La sincerità di un paesaggio

Ansel Adams e la fotografia del West America.

Era un ragazzo, aveva poco più di tredici anni, non amava studiare e a breve avrebbe abbandonato le lezioni di pianoforte. Era il 1916, correva nel verde selvaggio dello Yosemite Valley con la sua macchina fotografica al collo, una Kodak Brownie, e il fascino di quei paesaggi incorrotti e incontaminati sembrava irresistibile.

Si chiamava Ansel Adams, avrebbe attraversato i sentieri di Yellowstone, le scarpate dell’Owens Valley, l’Alaska, le distese rocciose del Monte Williamson, e sarebbe diventato uno dei più grandi innovatori della fotografia del XX secolo.
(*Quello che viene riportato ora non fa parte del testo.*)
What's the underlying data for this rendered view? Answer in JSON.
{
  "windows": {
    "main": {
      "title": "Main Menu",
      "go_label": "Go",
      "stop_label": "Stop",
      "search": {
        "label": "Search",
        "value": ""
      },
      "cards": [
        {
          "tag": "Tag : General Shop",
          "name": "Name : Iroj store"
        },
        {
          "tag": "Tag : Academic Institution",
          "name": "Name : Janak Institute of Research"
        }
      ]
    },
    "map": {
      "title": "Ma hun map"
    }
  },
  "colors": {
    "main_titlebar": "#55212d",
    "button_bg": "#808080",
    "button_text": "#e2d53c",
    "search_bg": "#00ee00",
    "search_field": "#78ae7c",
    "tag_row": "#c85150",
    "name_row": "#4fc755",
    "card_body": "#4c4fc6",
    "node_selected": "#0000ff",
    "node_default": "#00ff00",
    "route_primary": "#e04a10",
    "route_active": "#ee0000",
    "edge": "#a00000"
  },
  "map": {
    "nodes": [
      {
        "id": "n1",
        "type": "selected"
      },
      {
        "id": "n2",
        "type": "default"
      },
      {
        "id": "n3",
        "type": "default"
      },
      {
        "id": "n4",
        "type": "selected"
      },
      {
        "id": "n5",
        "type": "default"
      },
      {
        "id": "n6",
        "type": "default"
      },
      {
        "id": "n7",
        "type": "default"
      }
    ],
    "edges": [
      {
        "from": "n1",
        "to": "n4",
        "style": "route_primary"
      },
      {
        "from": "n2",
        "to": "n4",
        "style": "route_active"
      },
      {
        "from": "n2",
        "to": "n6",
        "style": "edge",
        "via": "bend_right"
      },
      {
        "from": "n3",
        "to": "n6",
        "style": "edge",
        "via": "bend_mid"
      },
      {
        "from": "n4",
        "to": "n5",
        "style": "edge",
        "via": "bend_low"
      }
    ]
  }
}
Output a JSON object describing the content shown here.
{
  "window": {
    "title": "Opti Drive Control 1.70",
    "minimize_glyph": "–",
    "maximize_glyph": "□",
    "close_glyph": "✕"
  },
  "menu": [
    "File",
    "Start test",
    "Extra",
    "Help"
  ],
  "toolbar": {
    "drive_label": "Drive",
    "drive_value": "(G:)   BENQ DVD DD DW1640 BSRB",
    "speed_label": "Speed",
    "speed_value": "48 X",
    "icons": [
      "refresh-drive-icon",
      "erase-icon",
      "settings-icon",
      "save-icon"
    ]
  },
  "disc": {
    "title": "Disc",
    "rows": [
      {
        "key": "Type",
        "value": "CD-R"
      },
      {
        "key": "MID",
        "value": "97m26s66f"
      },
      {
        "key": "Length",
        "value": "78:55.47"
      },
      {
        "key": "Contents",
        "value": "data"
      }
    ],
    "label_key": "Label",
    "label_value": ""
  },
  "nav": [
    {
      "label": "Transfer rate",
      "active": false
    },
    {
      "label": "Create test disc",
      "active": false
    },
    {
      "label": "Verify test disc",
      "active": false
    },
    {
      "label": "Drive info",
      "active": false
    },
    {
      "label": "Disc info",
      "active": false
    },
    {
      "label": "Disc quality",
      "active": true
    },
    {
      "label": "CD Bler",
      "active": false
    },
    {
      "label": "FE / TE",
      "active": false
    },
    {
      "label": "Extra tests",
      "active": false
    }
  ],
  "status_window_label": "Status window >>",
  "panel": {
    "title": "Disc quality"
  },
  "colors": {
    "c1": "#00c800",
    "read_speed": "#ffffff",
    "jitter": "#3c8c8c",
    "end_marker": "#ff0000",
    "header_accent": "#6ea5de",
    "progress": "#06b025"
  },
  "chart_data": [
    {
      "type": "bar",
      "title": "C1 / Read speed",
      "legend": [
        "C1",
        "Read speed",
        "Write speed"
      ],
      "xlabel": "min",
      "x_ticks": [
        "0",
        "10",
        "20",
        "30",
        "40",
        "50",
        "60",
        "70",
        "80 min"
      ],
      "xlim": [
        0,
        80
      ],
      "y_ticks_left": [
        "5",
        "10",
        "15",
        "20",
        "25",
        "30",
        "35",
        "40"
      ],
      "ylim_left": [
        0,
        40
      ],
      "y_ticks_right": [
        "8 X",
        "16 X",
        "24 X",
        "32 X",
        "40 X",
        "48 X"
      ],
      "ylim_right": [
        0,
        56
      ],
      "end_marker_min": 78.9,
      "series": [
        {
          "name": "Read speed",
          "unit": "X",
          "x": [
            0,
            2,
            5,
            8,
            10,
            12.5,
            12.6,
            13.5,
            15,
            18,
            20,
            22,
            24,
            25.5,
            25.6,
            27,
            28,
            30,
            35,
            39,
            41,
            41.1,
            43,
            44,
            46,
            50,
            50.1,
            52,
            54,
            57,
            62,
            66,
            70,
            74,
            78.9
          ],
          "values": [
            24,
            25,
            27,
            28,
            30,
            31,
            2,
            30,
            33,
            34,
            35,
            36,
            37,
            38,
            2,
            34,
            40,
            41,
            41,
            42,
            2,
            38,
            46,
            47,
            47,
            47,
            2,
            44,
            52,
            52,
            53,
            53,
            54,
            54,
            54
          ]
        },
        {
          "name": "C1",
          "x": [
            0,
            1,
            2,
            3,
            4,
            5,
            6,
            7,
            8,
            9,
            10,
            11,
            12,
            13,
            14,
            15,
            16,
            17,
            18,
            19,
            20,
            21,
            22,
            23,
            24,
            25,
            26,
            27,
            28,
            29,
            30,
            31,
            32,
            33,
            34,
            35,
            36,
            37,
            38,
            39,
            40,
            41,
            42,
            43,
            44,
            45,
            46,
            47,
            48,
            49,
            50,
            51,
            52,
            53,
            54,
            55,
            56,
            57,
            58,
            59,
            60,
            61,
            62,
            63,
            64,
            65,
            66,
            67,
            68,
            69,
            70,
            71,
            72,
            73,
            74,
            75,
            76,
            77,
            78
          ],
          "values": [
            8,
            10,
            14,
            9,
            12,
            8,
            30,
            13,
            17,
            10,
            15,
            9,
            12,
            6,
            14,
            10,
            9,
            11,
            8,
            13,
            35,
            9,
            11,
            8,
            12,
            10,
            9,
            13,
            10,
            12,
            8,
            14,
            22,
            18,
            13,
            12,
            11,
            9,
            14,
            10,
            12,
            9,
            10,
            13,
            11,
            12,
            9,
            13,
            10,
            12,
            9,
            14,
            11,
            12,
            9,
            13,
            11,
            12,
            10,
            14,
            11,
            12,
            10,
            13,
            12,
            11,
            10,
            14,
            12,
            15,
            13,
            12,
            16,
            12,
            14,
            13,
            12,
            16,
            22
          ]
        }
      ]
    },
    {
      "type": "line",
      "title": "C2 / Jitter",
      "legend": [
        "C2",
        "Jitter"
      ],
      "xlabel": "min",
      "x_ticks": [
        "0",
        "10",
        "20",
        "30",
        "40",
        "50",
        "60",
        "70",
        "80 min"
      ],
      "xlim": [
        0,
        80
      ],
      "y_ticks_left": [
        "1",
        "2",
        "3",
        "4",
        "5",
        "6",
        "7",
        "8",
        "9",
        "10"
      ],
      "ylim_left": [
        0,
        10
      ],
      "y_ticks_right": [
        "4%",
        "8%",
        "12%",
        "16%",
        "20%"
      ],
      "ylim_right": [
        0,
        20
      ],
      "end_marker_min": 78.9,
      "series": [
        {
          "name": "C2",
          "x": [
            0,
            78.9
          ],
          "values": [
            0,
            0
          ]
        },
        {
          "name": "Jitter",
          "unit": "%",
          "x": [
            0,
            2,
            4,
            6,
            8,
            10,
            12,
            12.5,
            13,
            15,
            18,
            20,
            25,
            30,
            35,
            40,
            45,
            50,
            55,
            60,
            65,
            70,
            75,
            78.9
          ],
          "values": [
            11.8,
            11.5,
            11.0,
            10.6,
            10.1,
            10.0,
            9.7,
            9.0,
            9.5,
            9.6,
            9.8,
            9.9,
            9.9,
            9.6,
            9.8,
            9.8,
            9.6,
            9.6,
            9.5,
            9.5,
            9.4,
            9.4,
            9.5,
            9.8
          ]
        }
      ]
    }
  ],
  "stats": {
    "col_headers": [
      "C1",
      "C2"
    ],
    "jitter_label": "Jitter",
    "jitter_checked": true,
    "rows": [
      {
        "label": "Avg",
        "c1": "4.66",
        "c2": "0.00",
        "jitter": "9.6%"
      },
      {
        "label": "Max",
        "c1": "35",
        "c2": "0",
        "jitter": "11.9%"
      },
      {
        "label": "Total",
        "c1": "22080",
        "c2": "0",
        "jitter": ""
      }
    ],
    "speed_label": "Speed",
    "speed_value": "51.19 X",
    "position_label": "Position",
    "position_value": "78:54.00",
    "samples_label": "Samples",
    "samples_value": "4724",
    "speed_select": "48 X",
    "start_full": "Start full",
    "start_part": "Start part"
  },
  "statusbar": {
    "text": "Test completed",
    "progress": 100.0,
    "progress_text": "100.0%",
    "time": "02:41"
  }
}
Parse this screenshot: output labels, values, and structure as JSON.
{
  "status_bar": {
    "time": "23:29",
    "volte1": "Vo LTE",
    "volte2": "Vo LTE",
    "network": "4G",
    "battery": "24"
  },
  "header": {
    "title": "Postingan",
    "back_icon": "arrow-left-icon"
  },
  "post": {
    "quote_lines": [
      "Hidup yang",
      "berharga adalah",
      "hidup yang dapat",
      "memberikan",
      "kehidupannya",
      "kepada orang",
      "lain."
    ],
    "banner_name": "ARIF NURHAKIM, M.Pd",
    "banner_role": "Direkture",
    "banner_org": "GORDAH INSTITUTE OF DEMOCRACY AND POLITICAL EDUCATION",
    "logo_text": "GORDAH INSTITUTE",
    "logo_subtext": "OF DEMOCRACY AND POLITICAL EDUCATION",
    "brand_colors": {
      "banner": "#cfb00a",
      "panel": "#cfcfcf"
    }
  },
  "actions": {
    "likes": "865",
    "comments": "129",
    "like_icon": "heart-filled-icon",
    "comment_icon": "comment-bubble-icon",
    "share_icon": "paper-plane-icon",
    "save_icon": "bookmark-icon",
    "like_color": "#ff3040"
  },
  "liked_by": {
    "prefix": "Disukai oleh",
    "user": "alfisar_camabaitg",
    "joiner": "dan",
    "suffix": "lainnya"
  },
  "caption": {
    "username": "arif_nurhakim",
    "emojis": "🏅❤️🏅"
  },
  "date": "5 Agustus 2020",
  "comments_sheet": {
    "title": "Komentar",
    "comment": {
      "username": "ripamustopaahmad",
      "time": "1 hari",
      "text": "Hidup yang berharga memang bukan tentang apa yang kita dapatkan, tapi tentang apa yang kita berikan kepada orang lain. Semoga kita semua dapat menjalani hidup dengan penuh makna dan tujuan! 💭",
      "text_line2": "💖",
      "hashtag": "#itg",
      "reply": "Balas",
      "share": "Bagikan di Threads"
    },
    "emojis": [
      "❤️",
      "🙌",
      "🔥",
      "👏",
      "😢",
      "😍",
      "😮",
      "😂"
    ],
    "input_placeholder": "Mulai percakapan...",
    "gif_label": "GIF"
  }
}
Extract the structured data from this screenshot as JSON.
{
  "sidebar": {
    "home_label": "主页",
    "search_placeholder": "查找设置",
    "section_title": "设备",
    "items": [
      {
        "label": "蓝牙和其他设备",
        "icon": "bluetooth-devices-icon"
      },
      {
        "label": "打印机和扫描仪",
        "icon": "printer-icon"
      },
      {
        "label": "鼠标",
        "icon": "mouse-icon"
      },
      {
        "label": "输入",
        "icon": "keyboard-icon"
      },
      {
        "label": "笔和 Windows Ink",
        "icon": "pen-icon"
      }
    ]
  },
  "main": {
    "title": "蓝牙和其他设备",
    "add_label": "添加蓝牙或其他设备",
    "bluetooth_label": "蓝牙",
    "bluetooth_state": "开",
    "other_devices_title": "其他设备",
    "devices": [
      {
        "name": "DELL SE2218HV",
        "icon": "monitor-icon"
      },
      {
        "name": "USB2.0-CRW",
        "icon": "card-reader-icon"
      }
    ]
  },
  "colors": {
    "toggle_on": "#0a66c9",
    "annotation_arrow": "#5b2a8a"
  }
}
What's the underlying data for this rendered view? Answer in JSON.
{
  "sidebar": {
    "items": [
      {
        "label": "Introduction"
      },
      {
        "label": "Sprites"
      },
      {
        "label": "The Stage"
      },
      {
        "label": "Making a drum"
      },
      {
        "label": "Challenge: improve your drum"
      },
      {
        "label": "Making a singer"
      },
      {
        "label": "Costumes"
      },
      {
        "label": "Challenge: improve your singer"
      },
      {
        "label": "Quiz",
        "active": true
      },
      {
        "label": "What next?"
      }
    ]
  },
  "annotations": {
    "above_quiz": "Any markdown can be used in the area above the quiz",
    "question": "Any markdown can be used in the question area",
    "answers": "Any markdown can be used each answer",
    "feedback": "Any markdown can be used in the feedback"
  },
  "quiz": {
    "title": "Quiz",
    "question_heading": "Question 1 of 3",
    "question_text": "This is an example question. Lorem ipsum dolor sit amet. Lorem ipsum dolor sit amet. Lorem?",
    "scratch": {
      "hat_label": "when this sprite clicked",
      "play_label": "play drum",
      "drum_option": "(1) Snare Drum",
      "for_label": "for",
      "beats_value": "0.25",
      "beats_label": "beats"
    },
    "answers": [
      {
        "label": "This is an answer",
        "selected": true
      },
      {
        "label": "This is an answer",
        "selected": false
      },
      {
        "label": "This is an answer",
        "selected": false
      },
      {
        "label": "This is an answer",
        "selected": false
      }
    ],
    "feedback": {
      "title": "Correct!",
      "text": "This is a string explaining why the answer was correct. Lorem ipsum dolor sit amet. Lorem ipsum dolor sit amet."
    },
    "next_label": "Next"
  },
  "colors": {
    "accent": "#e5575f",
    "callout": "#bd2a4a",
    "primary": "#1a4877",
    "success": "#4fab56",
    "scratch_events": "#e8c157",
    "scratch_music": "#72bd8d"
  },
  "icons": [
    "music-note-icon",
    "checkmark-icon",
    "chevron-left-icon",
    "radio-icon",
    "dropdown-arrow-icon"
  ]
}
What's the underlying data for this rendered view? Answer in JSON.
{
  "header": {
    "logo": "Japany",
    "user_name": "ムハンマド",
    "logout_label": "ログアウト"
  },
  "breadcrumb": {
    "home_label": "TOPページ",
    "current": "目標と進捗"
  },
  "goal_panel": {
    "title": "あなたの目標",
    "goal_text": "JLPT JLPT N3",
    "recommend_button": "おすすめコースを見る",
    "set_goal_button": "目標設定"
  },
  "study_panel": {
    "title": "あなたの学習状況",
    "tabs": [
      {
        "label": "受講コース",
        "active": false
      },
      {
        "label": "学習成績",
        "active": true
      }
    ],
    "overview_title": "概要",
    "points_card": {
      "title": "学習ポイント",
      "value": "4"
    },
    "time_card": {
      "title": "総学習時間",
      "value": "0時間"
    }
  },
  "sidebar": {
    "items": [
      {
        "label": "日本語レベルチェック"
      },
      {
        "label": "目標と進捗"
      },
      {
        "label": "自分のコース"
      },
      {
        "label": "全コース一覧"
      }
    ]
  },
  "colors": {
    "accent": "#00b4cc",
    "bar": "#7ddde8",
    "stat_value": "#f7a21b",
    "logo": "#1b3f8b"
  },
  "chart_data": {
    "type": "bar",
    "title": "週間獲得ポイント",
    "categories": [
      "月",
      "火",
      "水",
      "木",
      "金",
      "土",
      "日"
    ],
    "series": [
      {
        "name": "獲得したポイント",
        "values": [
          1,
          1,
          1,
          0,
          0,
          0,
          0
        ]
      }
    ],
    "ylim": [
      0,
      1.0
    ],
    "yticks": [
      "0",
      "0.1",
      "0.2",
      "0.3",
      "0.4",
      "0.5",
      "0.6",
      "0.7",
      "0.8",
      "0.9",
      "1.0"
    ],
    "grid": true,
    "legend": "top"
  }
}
Solo Carleton Watkins, fondatore della fotografia paesaggista americana, aveva esplorato con la stessa intensità, il binomio sincronico naturafotografia, con le immagini che hanno rivoluzionato universamente il modo di guardare il paesaggio.

Partendo dagli scatti dello stesso Watkins, fino ad arrivare ai grandi contemporanei come Victoria Sambunaris, Bin Danh e Laura Mcphee, con Ansel Adams in Our Time, mostra visitabile dal 13 dicembre 2018 al 24 febbraio 2019, il Museum of Fine Arts di Boston (MFA) propone un viaggio nella storia della fotografia paesaggistica per comprendere la complessità del lavoro di Ansel Adams.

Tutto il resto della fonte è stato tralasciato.